Big O notation checking if C,K can be used as witnesses I have an assignment where I have to find out if $(C,k) = (6,1)$ can be used as witnesses for $$f(x) = 3x^3 + 2x + 4\ \text{ is }\ O(x^3).$$
Edit: I'm looking for a general answer
 A: Once we "unpack" the definitions, what this means is that you want to check if $$3x^3 + 2x + 4 \le 6x^3 \qquad \text{ for all } x\ge 1.$$
(Actually, both sides of the inequality should have absolute values around them, but we can drop those here as everything will be positive.)
In this particular case, it's straightforward to check that the inequality is false when you set $x=1$, for example. 
On the other hand, we have $2x \le 2x^3$ and $4 \le 4x^3$ for all $x \ge 1$, so $$3x^3 + 2x + 4 \le 3x^3 + 2x^3 + 4x^3 = 9x^3 \qquad \text{ for all }x \ge 1$$ and the pair $(C,k) = (9,1)$ can be used as witnesses.
But the inequality work is honestly a much less important skill for you to learn here than the skill of applying definitions.

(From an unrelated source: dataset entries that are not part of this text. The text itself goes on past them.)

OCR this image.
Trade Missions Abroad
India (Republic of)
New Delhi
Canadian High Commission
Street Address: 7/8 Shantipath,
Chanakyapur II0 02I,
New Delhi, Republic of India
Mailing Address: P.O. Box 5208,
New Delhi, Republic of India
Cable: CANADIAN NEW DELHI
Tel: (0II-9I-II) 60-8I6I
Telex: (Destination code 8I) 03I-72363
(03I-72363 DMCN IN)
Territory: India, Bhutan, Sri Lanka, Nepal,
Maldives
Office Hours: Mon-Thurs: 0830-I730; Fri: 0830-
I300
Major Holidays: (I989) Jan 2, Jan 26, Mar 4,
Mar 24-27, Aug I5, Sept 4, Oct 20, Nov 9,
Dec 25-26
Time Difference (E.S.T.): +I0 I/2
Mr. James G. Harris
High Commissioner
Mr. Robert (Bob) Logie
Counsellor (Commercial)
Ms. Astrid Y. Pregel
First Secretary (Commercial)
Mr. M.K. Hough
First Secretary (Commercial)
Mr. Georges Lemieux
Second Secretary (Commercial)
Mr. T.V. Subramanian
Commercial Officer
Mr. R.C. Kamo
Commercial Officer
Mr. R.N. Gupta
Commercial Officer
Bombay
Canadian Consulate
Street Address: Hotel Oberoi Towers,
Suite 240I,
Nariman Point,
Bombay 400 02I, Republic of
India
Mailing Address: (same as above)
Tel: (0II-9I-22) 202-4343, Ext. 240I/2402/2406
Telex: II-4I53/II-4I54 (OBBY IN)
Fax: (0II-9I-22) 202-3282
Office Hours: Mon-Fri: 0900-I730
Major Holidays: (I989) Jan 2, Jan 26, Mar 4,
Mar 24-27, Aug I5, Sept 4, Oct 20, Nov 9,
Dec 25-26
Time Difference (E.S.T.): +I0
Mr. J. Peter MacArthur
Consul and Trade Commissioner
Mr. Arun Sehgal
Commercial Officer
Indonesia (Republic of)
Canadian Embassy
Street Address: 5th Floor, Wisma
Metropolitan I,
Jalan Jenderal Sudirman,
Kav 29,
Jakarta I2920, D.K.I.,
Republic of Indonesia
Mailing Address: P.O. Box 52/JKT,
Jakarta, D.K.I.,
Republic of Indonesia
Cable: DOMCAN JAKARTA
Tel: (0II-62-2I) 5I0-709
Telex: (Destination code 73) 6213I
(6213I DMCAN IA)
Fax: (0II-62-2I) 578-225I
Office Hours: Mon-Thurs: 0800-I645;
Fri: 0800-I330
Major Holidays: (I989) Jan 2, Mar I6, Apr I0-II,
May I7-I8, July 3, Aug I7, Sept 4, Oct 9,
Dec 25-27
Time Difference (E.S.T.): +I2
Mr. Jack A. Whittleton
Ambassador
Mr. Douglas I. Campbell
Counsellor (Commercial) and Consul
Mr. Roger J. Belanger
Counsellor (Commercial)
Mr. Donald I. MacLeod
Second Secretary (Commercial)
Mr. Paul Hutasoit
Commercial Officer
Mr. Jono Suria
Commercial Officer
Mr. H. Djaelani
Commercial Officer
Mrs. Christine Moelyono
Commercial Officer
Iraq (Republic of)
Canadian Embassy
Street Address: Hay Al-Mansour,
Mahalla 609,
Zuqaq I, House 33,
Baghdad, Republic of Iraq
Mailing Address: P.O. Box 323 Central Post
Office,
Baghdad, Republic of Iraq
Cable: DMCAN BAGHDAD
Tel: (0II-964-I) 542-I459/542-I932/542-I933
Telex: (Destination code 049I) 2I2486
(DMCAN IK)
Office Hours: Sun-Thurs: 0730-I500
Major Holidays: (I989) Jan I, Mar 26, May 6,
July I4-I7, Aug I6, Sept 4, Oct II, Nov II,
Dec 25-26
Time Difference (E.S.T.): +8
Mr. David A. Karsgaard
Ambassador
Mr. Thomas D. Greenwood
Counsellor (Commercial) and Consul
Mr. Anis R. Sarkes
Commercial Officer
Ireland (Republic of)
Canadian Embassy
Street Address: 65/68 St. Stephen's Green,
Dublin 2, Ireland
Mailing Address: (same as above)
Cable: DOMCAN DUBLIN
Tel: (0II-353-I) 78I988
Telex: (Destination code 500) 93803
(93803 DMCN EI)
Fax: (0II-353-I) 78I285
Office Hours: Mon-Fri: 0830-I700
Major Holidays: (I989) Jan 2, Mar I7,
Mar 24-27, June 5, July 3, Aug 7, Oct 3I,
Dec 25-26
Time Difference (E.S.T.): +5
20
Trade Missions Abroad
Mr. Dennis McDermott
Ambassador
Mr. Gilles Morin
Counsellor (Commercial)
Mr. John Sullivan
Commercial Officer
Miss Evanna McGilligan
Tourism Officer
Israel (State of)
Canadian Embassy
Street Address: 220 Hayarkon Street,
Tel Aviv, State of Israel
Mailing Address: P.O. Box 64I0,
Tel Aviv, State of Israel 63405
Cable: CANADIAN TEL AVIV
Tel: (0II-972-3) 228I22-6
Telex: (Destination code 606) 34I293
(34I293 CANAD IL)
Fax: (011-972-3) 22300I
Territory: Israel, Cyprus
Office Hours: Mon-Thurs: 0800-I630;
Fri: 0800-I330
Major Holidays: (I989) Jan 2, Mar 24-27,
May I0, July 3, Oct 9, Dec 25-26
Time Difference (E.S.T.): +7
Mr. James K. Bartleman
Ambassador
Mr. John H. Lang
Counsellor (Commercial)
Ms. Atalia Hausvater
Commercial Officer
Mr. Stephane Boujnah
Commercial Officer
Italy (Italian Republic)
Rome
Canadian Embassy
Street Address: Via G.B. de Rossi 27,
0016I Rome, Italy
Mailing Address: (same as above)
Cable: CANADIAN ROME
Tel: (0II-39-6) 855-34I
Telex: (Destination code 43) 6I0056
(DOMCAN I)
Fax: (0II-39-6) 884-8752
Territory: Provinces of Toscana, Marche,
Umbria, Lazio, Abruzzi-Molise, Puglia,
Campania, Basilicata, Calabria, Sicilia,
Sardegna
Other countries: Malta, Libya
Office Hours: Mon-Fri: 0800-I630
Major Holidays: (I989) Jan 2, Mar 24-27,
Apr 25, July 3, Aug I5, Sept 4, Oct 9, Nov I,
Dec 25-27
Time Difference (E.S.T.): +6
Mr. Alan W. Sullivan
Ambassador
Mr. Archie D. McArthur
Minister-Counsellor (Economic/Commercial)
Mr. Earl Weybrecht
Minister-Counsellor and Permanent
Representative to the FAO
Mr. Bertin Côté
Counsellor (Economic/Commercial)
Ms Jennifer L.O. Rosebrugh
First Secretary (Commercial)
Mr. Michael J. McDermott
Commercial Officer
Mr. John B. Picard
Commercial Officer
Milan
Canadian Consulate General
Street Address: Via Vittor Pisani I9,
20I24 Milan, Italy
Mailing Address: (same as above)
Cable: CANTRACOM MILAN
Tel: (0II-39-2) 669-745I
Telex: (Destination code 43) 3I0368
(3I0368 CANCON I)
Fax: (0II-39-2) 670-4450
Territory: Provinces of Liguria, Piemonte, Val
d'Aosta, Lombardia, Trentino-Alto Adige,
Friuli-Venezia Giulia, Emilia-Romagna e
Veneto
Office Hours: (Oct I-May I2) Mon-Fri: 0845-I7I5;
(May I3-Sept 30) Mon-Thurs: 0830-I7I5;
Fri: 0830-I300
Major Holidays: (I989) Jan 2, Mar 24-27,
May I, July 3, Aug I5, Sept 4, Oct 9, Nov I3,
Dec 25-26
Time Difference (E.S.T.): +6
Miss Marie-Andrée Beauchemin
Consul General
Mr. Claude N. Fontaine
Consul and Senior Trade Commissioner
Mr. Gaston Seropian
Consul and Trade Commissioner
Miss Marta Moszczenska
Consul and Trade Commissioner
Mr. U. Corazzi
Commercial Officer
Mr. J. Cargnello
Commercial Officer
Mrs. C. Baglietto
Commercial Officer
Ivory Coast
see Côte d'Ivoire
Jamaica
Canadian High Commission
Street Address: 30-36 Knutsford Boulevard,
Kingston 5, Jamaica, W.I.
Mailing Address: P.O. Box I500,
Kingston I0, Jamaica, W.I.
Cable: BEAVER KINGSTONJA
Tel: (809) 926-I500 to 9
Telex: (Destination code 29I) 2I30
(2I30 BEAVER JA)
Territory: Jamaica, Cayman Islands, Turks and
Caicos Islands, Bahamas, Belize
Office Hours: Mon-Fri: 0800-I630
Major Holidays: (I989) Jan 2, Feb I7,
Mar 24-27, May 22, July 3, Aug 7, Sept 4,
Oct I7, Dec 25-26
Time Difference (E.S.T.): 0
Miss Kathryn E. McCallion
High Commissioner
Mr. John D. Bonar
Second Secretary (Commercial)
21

You need to get to the point where you can automatically translate the statement

$(C,k)$ can be used as witnesses for the statement $f(x) = 3x^3 + 2x+4$ is $O(x^3)$

into the statement 

$|3x^3+2x+4| \le C|x^3|$ for all $x \ge k$

as soon as you learn the definition of witnesses for a $f(x) \in O(g(x))$ statement, because this skill is important with all definitions you learn.